Be with America, with real America, with your values and your people. Help yourselves and let us be what we are. But the American political elite makes the decisions instead of You. It lies to you, it dis-informs you. It shows faked pictures and falsely stages events with completely imagined explanations and idiotic commentary. They lie about us. And they lie about you. They give you a distorted image of yourself. The American political elite has stolen, perverted and counterfeited the American identity. And they make us hate you and they make you hate us.

This is my idea and suggestion: let us hate the American political elite together. Let us fight them for our identities – you for the American, us for the Russian, but the enemy is in both cases the same – the global oligarchy who rules the word using you and smashing us. Let us revolt. Let us resist. Together. Russians and Americans. We are the people. We are not their puppets.

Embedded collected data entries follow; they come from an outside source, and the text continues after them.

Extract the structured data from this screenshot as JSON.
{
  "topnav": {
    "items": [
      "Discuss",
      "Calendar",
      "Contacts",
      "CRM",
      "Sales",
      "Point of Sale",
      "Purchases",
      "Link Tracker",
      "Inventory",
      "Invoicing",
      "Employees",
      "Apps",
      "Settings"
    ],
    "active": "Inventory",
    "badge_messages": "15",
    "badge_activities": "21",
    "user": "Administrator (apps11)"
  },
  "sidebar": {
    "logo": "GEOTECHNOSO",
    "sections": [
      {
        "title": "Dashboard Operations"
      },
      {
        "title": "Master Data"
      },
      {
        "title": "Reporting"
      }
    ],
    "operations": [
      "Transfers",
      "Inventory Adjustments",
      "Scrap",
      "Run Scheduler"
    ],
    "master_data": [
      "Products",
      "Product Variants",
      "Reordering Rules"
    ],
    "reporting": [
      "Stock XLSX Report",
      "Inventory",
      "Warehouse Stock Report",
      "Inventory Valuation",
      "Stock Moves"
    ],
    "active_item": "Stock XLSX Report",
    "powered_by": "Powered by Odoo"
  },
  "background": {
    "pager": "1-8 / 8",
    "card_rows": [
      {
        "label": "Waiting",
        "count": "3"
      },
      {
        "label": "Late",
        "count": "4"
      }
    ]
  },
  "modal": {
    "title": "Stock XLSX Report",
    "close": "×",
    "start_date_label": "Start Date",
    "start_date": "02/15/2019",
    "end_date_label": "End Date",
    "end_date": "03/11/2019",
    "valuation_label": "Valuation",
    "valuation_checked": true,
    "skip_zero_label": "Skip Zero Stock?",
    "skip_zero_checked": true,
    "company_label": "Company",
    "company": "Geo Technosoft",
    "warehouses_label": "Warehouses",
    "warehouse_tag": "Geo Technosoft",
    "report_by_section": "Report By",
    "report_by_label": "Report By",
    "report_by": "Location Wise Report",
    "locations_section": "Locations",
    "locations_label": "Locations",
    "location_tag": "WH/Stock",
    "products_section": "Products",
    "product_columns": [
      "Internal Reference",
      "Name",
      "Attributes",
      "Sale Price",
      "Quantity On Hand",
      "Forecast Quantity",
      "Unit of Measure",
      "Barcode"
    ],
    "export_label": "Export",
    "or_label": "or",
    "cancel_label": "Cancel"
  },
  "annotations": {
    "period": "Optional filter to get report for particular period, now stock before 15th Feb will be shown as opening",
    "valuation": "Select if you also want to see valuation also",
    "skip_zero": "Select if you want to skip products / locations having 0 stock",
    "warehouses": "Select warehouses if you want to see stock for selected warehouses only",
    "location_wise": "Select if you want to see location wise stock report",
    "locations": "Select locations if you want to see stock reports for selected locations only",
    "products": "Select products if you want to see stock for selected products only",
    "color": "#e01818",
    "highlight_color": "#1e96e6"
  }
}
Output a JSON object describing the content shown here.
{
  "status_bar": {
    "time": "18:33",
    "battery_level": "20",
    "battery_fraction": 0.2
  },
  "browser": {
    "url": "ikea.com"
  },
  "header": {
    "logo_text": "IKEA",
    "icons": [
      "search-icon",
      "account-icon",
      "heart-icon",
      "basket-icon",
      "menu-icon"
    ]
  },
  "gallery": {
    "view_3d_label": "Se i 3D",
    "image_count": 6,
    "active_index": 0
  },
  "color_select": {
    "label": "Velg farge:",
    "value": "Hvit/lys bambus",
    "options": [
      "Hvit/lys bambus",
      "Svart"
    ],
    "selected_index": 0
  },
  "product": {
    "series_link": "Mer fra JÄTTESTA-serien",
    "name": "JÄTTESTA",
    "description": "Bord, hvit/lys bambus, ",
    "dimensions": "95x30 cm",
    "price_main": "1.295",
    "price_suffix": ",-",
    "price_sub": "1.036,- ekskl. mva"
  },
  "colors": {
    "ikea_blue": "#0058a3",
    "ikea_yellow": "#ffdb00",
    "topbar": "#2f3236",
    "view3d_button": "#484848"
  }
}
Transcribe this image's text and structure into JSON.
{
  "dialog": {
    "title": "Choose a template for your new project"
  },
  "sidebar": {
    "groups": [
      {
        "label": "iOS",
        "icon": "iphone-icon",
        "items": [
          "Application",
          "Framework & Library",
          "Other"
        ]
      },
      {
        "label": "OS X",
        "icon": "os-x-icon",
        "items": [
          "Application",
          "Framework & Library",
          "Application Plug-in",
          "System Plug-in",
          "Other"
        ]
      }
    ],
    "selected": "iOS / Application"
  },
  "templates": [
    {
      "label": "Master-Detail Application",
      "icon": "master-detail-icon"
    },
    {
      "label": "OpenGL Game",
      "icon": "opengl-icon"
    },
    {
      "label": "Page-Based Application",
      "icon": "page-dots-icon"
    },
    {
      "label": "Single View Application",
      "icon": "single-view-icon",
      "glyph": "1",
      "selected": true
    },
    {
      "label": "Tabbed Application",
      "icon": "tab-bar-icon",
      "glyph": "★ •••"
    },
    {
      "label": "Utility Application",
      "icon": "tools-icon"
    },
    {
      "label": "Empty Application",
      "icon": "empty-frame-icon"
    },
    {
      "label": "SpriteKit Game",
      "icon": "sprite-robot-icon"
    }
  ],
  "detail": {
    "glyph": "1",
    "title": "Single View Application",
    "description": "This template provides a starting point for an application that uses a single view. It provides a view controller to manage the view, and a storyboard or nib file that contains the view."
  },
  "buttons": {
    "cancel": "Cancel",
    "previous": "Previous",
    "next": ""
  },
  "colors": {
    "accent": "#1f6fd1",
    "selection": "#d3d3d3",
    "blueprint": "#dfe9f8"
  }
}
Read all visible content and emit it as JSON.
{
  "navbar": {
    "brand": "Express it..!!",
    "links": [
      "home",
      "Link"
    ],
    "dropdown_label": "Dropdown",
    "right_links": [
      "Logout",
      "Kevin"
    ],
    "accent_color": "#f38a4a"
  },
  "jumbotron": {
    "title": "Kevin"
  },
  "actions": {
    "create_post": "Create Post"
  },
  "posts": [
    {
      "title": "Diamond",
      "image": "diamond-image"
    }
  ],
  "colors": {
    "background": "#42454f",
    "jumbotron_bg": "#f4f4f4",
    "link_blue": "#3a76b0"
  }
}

In odium, fraternitas. And though his conclusions should strongly resonate with readers here, I strain fruitlessly to detect Mr. Dugin’s vision of what should logically constitute such terms as “American” and “Russian.” Perhaps he has articulated them elsewhere. But there is the (rebuttable) suspicion that his sensible prescriptions regarding national interests pertain exclusively to the state and not the nation. Is he sanguine about the future of a Russia that is minority white? Why bother about the future of a country denuded of your people? Should the French people give a damn about Haiti? If one embraces the ambition of a mixed Greater Eurasian Russia, then your fundamental conflict with the American multicult empire is exclusively one of territory rather than people. And that ground you so deeply cherish will be as cold going in as standing upon.


2 thoughts on “In Odium, Fraternitas pt1

  1. I don’t know what the story is with Dugin. If he really believes a “nation” is the collection of people located within a state’s jurisdiction at a given time, then we could be hearing a lot more from him in future. He may end up being promoted as the American media’s favourite Russian intellectual, perhaps getting professorships at prestigious US universities and a column in the New York Times.